HOW THEN DO WE KNOW THAT A TREATMENT IS THE BEST
Only one way - through comparison of studies published in the leading peer reviewed medical journals, reading them carefully and allowing for changes in the definition of failure. You also must pay attention to and balance for such things as Stage, pre treatment PSA, Gleason, Length of follow-up, range of follow-up (anything less than five years minimum has little value), median or mean figures, the publication it was published in, how it was conducted, how much radiation was used, and other factors. (It appears that even the order in which treatments are given can alter the outcomes significantly.) The question becomes where can one learn how to do this and to make those adjustments. It is not easy and it takes years of reading of studies to fully understand what they say. If you don’t read the paper referred to above (2) you must either have this ability or know someone who does and regularly publishes comments on the various studies. There is only one place that you can consistently get this information and that is Prostate-Help on its web sites (4), Groups (5) and Conference/Chats (6). Yet, you must still do some reading and you must still pursue the truth in order to make a good, informed, decision for yourself.

TREATMENT CHOICES BASED ON???
We are fighting a life threatening disease. There is only one criterion that should be considered first and that is the chance of being cured and living a long life. If all else is equal in terms of disease freedom - then and only then should one consider the morbidities! If you die from this disease one really doesn't care what the morbidities might be. If you worry about becoming impotent and make your choice of treatment based on this one item - remember always that an erection on a corpse does you no good. (How good is sex after death? How good is sex when your bones are so fragile and the pain is so great from advanced disease that you can no longer have sex?) Try not to fall into the trap of making sub-optimal decisions. Sub-optimal decisions are those that are made to maximize the possibility of something happening that is less important than something else happening. In this case, making a decision based on having the highest probability of an erection, rather than the highest probability of being alive and well in ten years.

DIAGNOSTIC TOOLS - ARE THEY USED CORRECTLY
Years ago Urologists bought ultrasound machines as their latest toy. They found that they could locate the prostate and could insert 4 needles, one in each section (we hope) for a biopsy. They were all stuck into a single dish and taken to the pathologist. Then they moved to 6 needles as that is what became common and today most of them are still doing 6 needles. However the world of biopsies has moved on to 10, 12 and 15 needles (or more) still using the same ultrasound machine. Those who are really expert may locate an area that looks suspiciously like a tumor and they insert a needle directly into the tumor. These docs are few and far between because most Urologists are probably doing well if they do one biopsy a month.

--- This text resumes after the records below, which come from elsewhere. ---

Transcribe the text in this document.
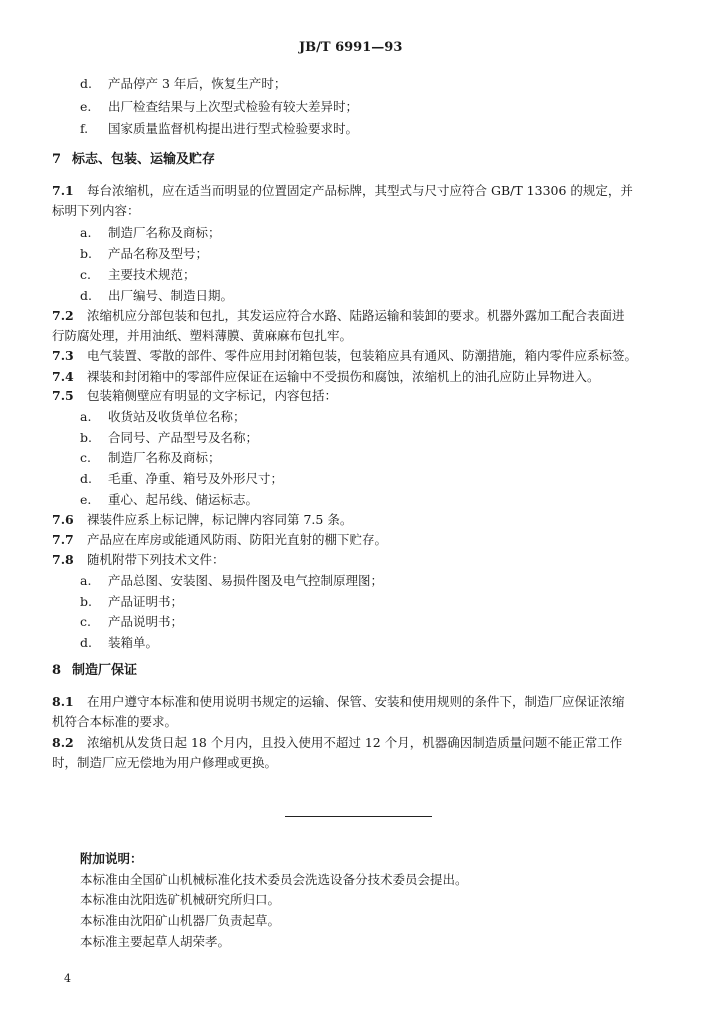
JB/T 6991—93
d. 产品停产 3 年后，恢复生产时；
e. 出厂检查结果与上次型式检验有较大差异时；
f. 国家质量监督机构提出进行型式检验要求时。
7 标志、包装、运输及贮存
7.1 每台浓缩机，应在适当而明显的位置固定产品标牌，其型式与尺寸应符合 GB/T 13306 的规定，并
标明下列内容：
a. 制造厂名称及商标；
b. 产品名称及型号；
c. 主要技术规范；
d. 出厂编号、制造日期。
7.2 浓缩机应分部包装和包扎，其发运应符合水路、陆路运输和装卸的要求。机器外露加工配合表面进
行防腐处理，并用油纸、塑料薄膜、黄麻麻布包扎牢。
7.3 电气装置、零散的部件、零件应用封闭箱包装，包装箱应具有通风、防潮措施，箱内零件应系标签。
7.4 裸装和封闭箱中的零部件应保证在运输中不受损伤和腐蚀，浓缩机上的油孔应防止异物进入。
7.5 包装箱侧壁应有明显的文字标记，内容包括：
a. 收货站及收货单位名称；
b. 合同号、产品型号及名称；
c. 制造厂名称及商标；
d. 毛重、净重、箱号及外形尺寸；
e. 重心、起吊线、储运标志。
7.6 裸装件应系上标记牌，标记牌内容同第 7.5 条。
7.7 产品应在库房或能通风防雨、防阳光直射的棚下贮存。
7.8 随机附带下列技术文件：
a. 产品总图、安装图、易损件图及电气控制原理图；
b. 产品证明书；
c. 产品说明书；
d. 装箱单。
8 制造厂保证
8.1 在用户遵守本标准和使用说明书规定的运输、保管、安装和使用规则的条件下，制造厂应保证浓缩
机符合本标准的要求。
8.2 浓缩机从发货日起 18 个月内，且投入使用不超过 12 个月，机器确因制造质量问题不能正常工作
时，制造厂应无偿地为用户修理或更换。
附加说明：
本标准由全国矿山机械标准化技术委员会洗选设备分技术委员会提出。
本标准由沈阳选矿机械研究所归口。
本标准由沈阳矿山机器厂负责起草。
本标准主要起草人胡荣孝。
4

Then we have the real experts like Dr. Fred Lee who uses Color Doppler to confirm the actual tumor before he biopsies. If he sees no suspicious areas - he does not do a biopsy. The point is that there are, at most, only a handful of real experts in the country. Is it worth the time, expense and effort to be examined by a real expert? That is a question that you must answer for yourself. At least try to find a urologist that is up to date. This probably means at least 12 needles. This certainly means keeping the needles separate, and clearly labeling the location of each stick in the prostate. Discuss this before the biopsy.

When does a visit to a real expert become paramount? Lets put it this way: Something is causing an elevated PSA. If infection and/or enlargement have been ruled out as causes, and a well done biopsy doesn’t find cancer, then what? Something is causing the elevated PSA, so it may take a real expert to find out if there is cancer present.

Tuesday, July 3, 2007

My theories - probably without basis!

Someone asked me what theories I had formed over the ten years that I have studies this disease. Below is my responce.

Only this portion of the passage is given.